To understand why and to reduce the unwanted high noise levels, we performed analysis on the vehicle. To do this, we instrumented the vehicle to measure the acoustics in the passenger compartment and the vibration levels at very specific locations. With these measurements, and the technical data of the vehicle provided by the manufacturer, we could highlight the noise source.
By continuing the analyses, we noticed that an element of the structure entered in resonance because it was mechanically linked to this source of excitation. In other words, the excitation of an eigenmode of the structure was taking place.
To solve our customer’s problem, we had to modify the frequency of the eigenmode in order to avoid that the element of the structure enters in resonance, which consequently would induce amplified noise levels inside the passenger compartment. Several solutions were investigated to modify the unwanted resonance frequency and thus to reduce these noise levels inside the vehicle:
- Modification of the point mass of the vibrating element,
- Modification of its stiffness,
- Correctly dimensioned damping of the structure.

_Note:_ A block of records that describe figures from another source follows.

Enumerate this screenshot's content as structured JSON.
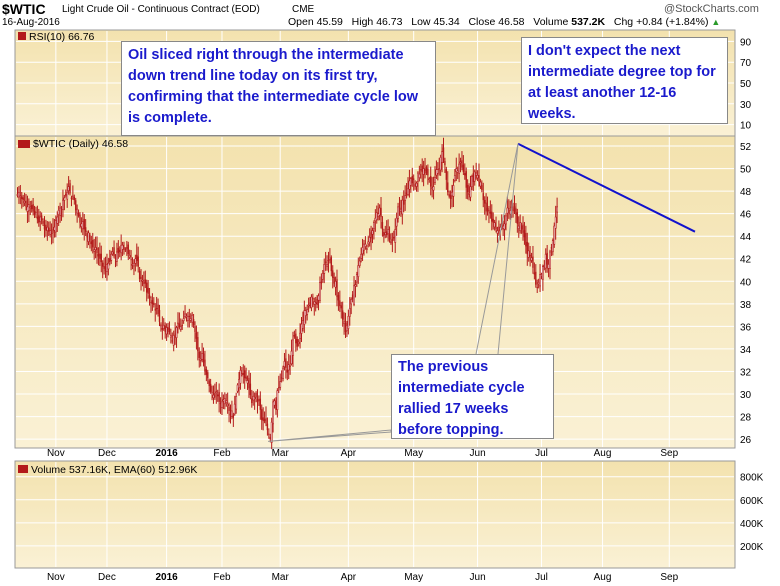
{
  "header": {
    "symbol": "$WTIC",
    "description": "Light Crude Oil - Continuous Contract (EOD)",
    "exchange": "CME",
    "date": "16-Aug-2016",
    "open_label": "Open",
    "open": "45.59",
    "high_label": "High",
    "high": "46.73",
    "low_label": "Low",
    "low": "45.34",
    "close_label": "Close",
    "close": "46.58",
    "volume_label": "Volume",
    "volume": "537.2K",
    "chg_label": "Chg",
    "chg": "+0.84 (+1.84%)",
    "chg_arrow": "▲",
    "brand": "@StockCharts.com"
  },
  "colors": {
    "panel_bg": "#f3e2ae",
    "panel_bg_light": "#faf1d5",
    "candle": "#b31a1a",
    "trendline": "#1212cc",
    "annotation_text": "#1a1acc",
    "grid": "#ffffff"
  },
  "panels": {
    "rsi_label": "RSI(10) 66.76",
    "price_label": "$WTIC (Daily) 46.58",
    "volume_label": "Volume 537.16K, EMA(60) 512.96K"
  },
  "annotations": [
    {
      "text": "Oil sliced right through the intermediate down trend line today on its first try, confirming that the intermediate cycle low is complete."
    },
    {
      "text": "I don't expect the next intermediate degree top for at least another 12-16 weeks."
    },
    {
      "text": "The previous intermediate cycle rallied 17 weeks before topping."
    }
  ],
  "chart_data": {
    "type": "candlestick",
    "title": "$WTIC (Daily) 46.58",
    "y_ticks": [
      26,
      28,
      30,
      32,
      34,
      36,
      38,
      40,
      42,
      44,
      46,
      48,
      50,
      52
    ],
    "ylim": [
      25.3,
      52.8
    ],
    "rsi_ticks": [
      10,
      30,
      50,
      70,
      90
    ],
    "volume_ticks": [
      "200K",
      "400K",
      "600K",
      "800K"
    ],
    "x_tick_labels": [
      "Nov",
      "Dec",
      "2016",
      "Feb",
      "Mar",
      "Apr",
      "May",
      "Jun",
      "Jul",
      "Aug",
      "Sep"
    ],
    "x_tick_index": [
      27,
      63,
      105,
      144,
      185,
      233,
      279,
      324,
      369,
      412,
      459
    ],
    "series": [
      {
        "values": [
          47.7,
          47.9,
          47.6,
          47.3,
          47.2,
          47.1,
          46.6,
          46.6,
          46.8,
          46.6,
          46.4,
          46.2,
          45.9,
          46.1,
          45.5,
          45.2,
          45.7,
          45.4,
          45.1,
          44.6,
          44.5,
          44.8,
          44.4,
          44.5,
          44.2,
          44.3,
          44.8,
          45.4,
          45.7,
          46.3,
          46.5,
          46.4,
          47.2,
          47.4,
          47.6,
          47.9,
          48.4,
          47.8,
          47.3,
          47.5,
          47.2,
          46.3,
          46.4,
          45.8,
          45.2,
          45.1,
          45.3,
          44.6,
          44.4,
          43.9,
          44.3,
          43.6,
          43.3,
          43.0,
          42.8,
          43.0,
          42.5,
          42.2,
          42.0,
          41.7,
          41.3,
          41.1,
          40.9,
          41.5,
          41.6,
          41.7,
          42.4,
          42.6,
          42.2,
          42.0,
          42.6,
          42.5,
          42.6,
          43.2,
          43.2,
          43.0,
          42.8,
          42.9,
          42.4,
          42.3,
          41.9,
          41.5,
          41.6,
          42.0,
          41.8,
          41.3,
          40.2,
          40.2,
          40.1,
          39.9,
          39.8,
          39.0,
          38.9,
          38.5,
          38.1,
          38.0,
          37.9,
          37.4,
          37.6,
          37.1,
          36.4,
          36.0,
          35.7,
          36.1,
          35.5,
          35.9,
          35.7,
          35.5,
          35.2,
          34.7,
          35.2,
          35.3,
          35.9,
          36.2,
          35.9,
          36.0,
          36.1,
          36.7,
          37.1,
          36.9,
          36.9,
          36.9,
          36.7,
          37.0,
          36.1,
          35.5,
          34.9,
          33.8,
          33.2,
          33.1,
          33.6,
          32.8,
          32.0,
          31.7,
          31.4,
          30.7,
          30.2,
          30.1,
          29.9,
          29.7,
          30.2,
          29.8,
          29.3,
          29.1,
          29.3,
          29.5,
          29.6,
          29.4,
          29.1,
          28.5,
          28.1,
          28.5,
          27.9,
          29.1,
          29.8,
          30.8,
          31.3,
          32.1,
          31.8,
          31.7,
          31.4,
          31.3,
          31.2,
          30.5,
          29.9,
          29.2,
          29.8,
          29.7,
          29.7,
          29.3,
          29.4,
          28.6,
          27.7,
          27.6,
          27.6,
          27.4,
          26.8,
          26.4,
          26.0,
          27.5,
          29.3,
          29.4,
          28.6,
          30.3,
          30.6,
          31.1,
          31.4,
          32.3,
          32.9,
          32.3,
          31.9,
          32.6,
          32.5,
          33.8,
          34.8,
          35.1,
          34.5,
          34.2,
          34.6,
          35.4,
          36.2,
          36.5,
          37.4,
          37.4,
          37.5,
          37.9,
          38.0,
          38.6,
          38.4,
          38.2,
          38.1,
          37.9,
          38.7,
          39.9,
          39.8,
          40.7,
          41.5,
          41.7,
          41.5,
          41.8,
          41.9,
          40.9,
          40.3,
          39.8,
          40.0,
          38.6,
          38.3,
          37.8,
          37.6,
          36.6,
          36.4,
          35.5,
          36.1,
          36.9,
          37.6,
          38.4,
          38.4,
          39.6,
          39.7,
          40.6,
          41.4,
          41.8,
          42.4,
          43.0,
          43.3,
          43.3,
          42.9,
          43.5,
          43.9,
          43.8,
          44.5,
          45.2,
          45.6,
          46.1,
          46.0,
          46.5,
          45.7,
          44.6,
          44.0,
          44.3,
          44.1,
          44.6,
          43.7,
          43.5,
          43.6,
          43.8,
          44.6,
          45.6,
          46.6,
          46.5,
          46.4,
          47.2,
          46.8,
          47.6,
          47.7,
          48.2,
          48.9,
          49.1,
          48.7,
          49.0,
          48.4,
          48.7,
          49.6,
          49.5,
          49.9,
          49.7,
          50.0,
          49.8,
          49.6,
          49.4,
          49.1,
          48.4,
          48.3,
          48.4,
          49.2,
          49.9,
          49.9,
          50.0,
          51.0,
          51.5,
          50.7,
          50.3,
          49.0,
          47.9,
          47.5,
          47.3,
          47.9,
          48.5,
          49.4,
          50.0,
          49.8,
          50.4,
          50.6,
          50.1,
          49.7,
          49.4,
          48.3,
          47.9,
          47.8,
          48.4,
          49.3,
          48.8,
          49.7,
          49.6,
          49.4,
          48.8,
          48.8,
          48.1,
          47.2,
          46.9,
          46.2,
          46.2,
          46.2,
          46.0,
          45.3,
          45.2,
          45.2,
          44.6,
          44.5,
          44.8,
          44.8,
          44.7,
          44.9,
          45.1,
          45.8,
          46.5,
          46.4,
          46.3,
          46.6,
          46.4,
          46.2,
          45.9,
          45.1,
          44.9,
          45.2,
          44.6,
          44.3,
          43.9,
          43.1,
          42.4,
          42.7,
          42.2,
          42.1,
          41.2,
          40.6,
          39.7,
          39.4,
          39.9,
          40.6,
          40.6,
          41.3,
          41.4,
          42.4,
          41.5,
          41.5,
          42.6,
          42.9,
          43.6,
          44.9,
          45.7,
          46.6
        ]
      }
    ]
  }
}
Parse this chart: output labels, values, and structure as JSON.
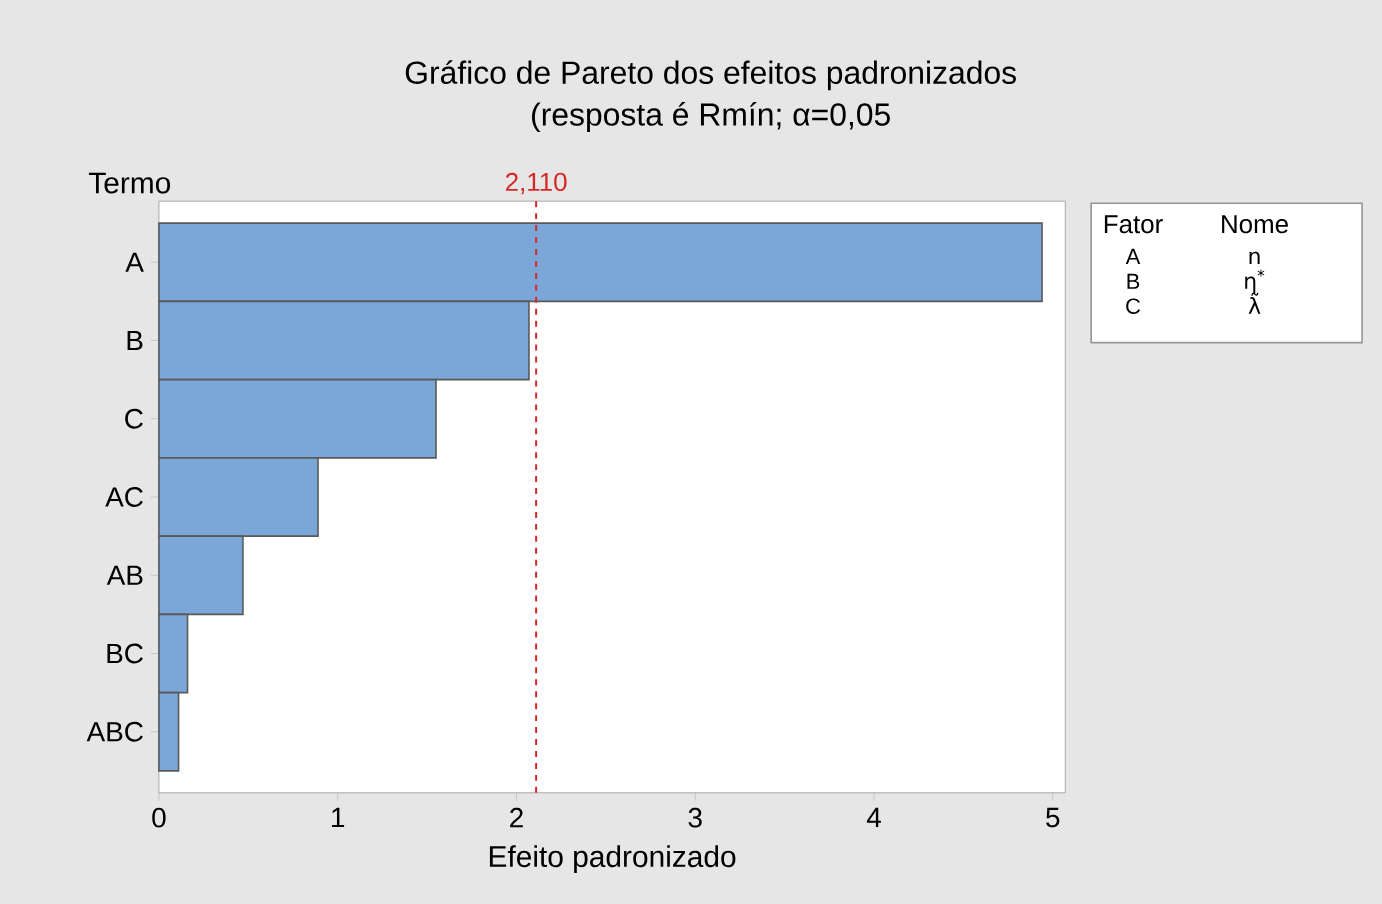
{
  "chart_data": {
    "type": "bar",
    "orientation": "horizontal",
    "title": "Gráfico de Pareto dos efeitos padronizados",
    "subtitle": "(resposta é Rmín; α=0,05",
    "xlabel": "Efeito padronizado",
    "ylabel": "Termo",
    "categories": [
      "A",
      "B",
      "C",
      "AC",
      "AB",
      "BC",
      "ABC"
    ],
    "values": [
      4.94,
      2.07,
      1.55,
      0.89,
      0.47,
      0.16,
      0.11
    ],
    "color": "#7ba7d8",
    "xlim": [
      0,
      5.07
    ],
    "xticks": [
      0,
      1,
      2,
      3,
      4,
      5
    ],
    "ref_lines": [
      {
        "axis": "x",
        "value": 2.11,
        "label": "2,110",
        "color": "#d62728",
        "line_style": "dashed"
      }
    ],
    "annotations": [
      "Fator",
      "Nome",
      "A",
      "n",
      "B",
      "η$^{*}$",
      "C",
      "λ̃"
    ],
    "grid": false
  }
}
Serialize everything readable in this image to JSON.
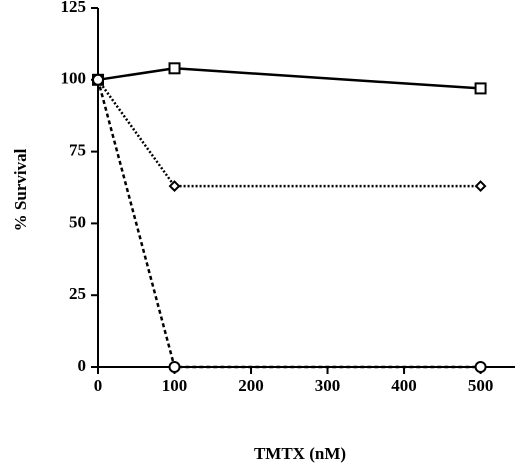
{
  "chart_data": {
    "type": "line",
    "x": [
      0,
      100,
      500
    ],
    "xlabel": "TMTX (nM)",
    "ylabel": "% Survival",
    "xlim": [
      0,
      545
    ],
    "xticks": [
      0,
      100,
      200,
      300,
      400,
      500
    ],
    "ylim": [
      0,
      125
    ],
    "yticks": [
      0,
      25,
      50,
      75,
      100,
      125
    ],
    "series": [
      {
        "color": "#000000",
        "marker": "square",
        "dash": "solid",
        "values": [
          100,
          104,
          97
        ]
      },
      {
        "color": "#000000",
        "marker": "diamond",
        "dash": "dotted",
        "values": [
          100,
          63,
          63
        ]
      },
      {
        "color": "#000000",
        "marker": "circle",
        "dash": "dashed",
        "values": [
          100,
          0,
          0
        ]
      }
    ]
  }
}
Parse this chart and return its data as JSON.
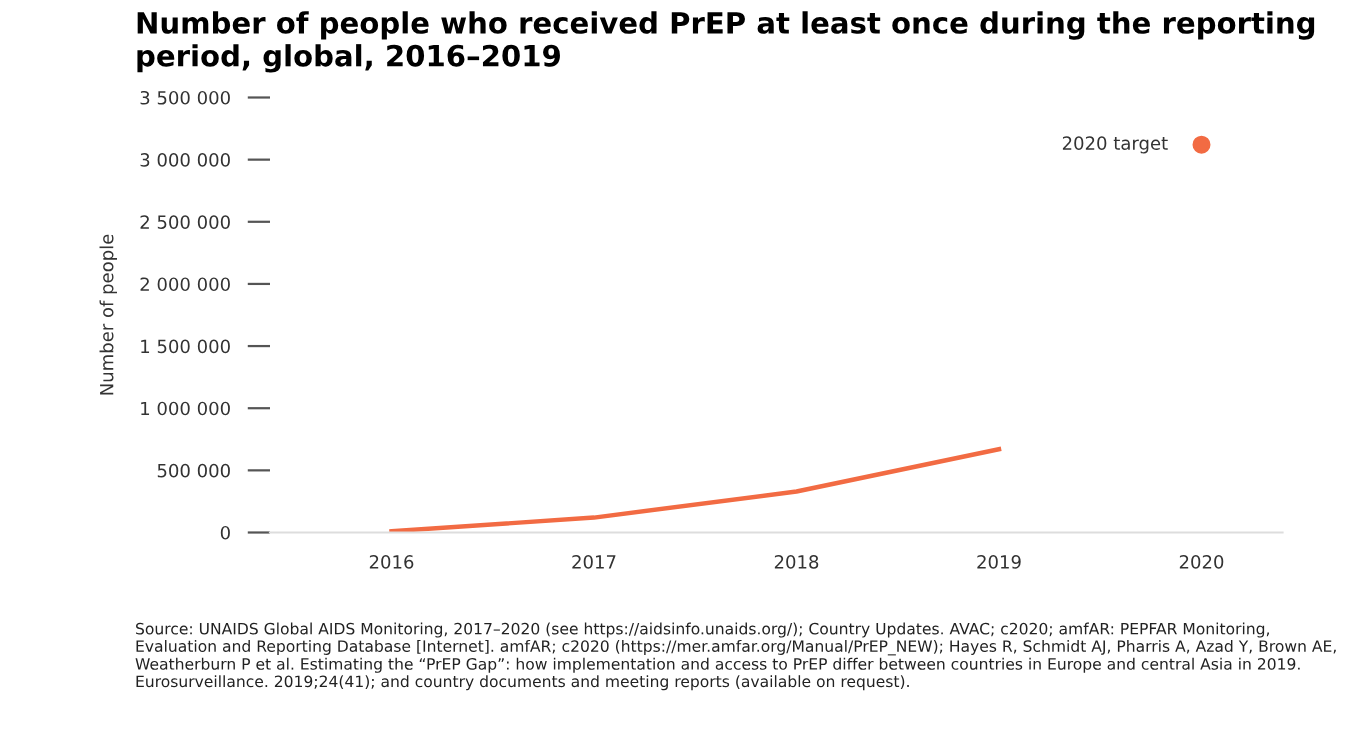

At the end of the work, our customer was able to strongly reduce noise levels inside the vehicle cockpit
If the problem had been identified in the early stage of the project (i;e. before testing on a real vehicle) Metravib could also have assisted the customer’s technical team by dimensioning decoupling elements (or anti-vibration pads) adapted between the noise source (the drive shaft) and the vehicle body. In this case, the siren noise levels would have been completely masked by other noise sources in the cabin.